That's quite clearly explained in the documentation. Do you understand the code you've written ?
Visualforce.remoting.Manager.invokeAction(
'{!$RemoteAction.AccController.getAccountList}',
function(result, event) {
if (event.status) {
var ListVariable = '"//I dono how to get the list in javascript"
}
);
The fully qualified remote action is a string that represents the
complete path to the remote action method, including namespace, base
class, and so on:
namespace[.BaseClass][.ContainingClass].ConcreteClass.Method. Use
$RemoteAction in an expression to automatically resolve the namespace,
for example {!$RemoteAction.MyController.getAccount}.
Invocation parameters are the arguments used to perform the remote
method invocation, and are the same arguments used to make a standard
remoting call:
- The parameters to send to the @RemoteAction method, if any.
- The callback function, which handles the returned result.
- Configuration details for the invocation, if any.

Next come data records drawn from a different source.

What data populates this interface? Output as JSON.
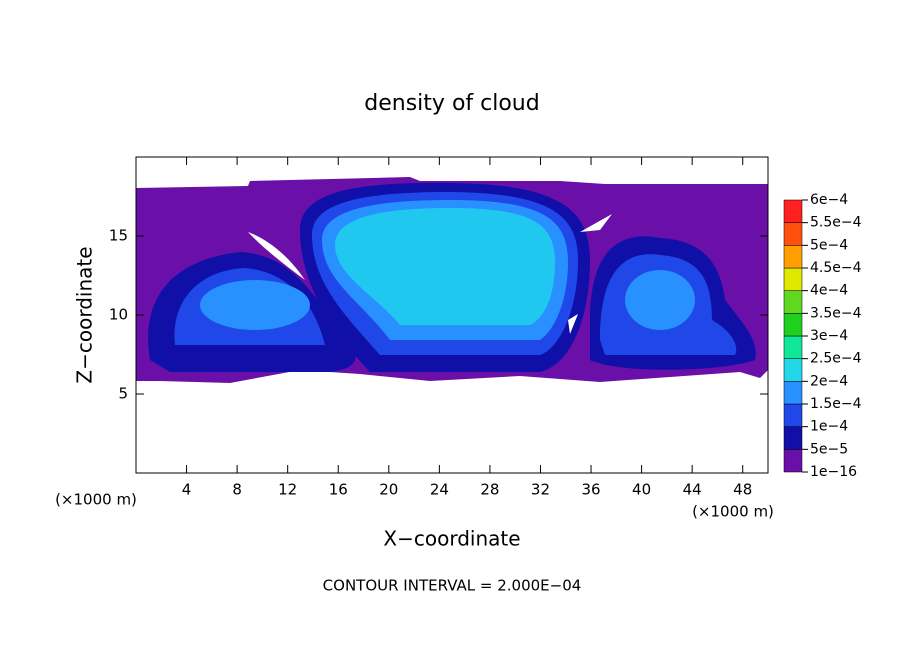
{
  "chart_data": {
    "type": "contour",
    "title": "density of cloud",
    "x_label": "X−coordinate",
    "y_label": "Z−coordinate",
    "x_unit_label": "(×1000 m)",
    "y_unit_label": "(×1000 m)",
    "annotation": "CONTOUR INTERVAL = 2.000E−04",
    "xlim": [
      0,
      50
    ],
    "xticks": [
      4,
      8,
      12,
      16,
      20,
      24,
      28,
      32,
      36,
      40,
      44,
      48
    ],
    "ylim": [
      0,
      20
    ],
    "yticks": [
      5,
      10,
      15
    ],
    "colorbar": {
      "levels": [
        {
          "value": 1e-16,
          "label": "1e−16"
        },
        {
          "value": 5e-05,
          "label": "5e−5"
        },
        {
          "value": 0.0001,
          "label": "1e−4"
        },
        {
          "value": 0.00015,
          "label": "1.5e−4"
        },
        {
          "value": 0.0002,
          "label": "2e−4"
        },
        {
          "value": 0.00025,
          "label": "2.5e−4"
        },
        {
          "value": 0.0003,
          "label": "3e−4"
        },
        {
          "value": 0.00035,
          "label": "3.5e−4"
        },
        {
          "value": 0.0004,
          "label": "4e−4"
        },
        {
          "value": 0.00045,
          "label": "4.5e−4"
        },
        {
          "value": 0.0005,
          "label": "5e−4"
        },
        {
          "value": 0.00055,
          "label": "5.5e−4"
        },
        {
          "value": 0.0006,
          "label": "6e−4"
        }
      ],
      "colors": [
        "#6a0fa8",
        "#1010a8",
        "#2048e8",
        "#2890ff",
        "#20d8e8",
        "#10e898",
        "#20d020",
        "#60d820",
        "#e0e800",
        "#ffa000",
        "#ff5010",
        "#ff2020"
      ]
    }
  }
}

The second bulletpoint is the answer here, you're written the callback which has 2 parameters :
Your callback function will receive as parameters an event object
representing the status of the remote call, and the result object
returned by the remote Apex method.
Apex primitive data types returned by result—such as strings or
numbers—are converted to their JavaScript equivalents. Apex objects
that are returned are converted to JavaScript objects, while
collections are converted to a JavaScript array. Keep in mind that
JavaScript is case-sensitive, so id, Id, and ID are considered
different fields.
So if your remote apex method returns a List<sObject>, the result parameter/variable in your JS will be an JS array containing those objects in JS objects. Basically:
var ListVariable = result;
So there's also no real need to use an additional variable unless you consider that easier to understand and maintain.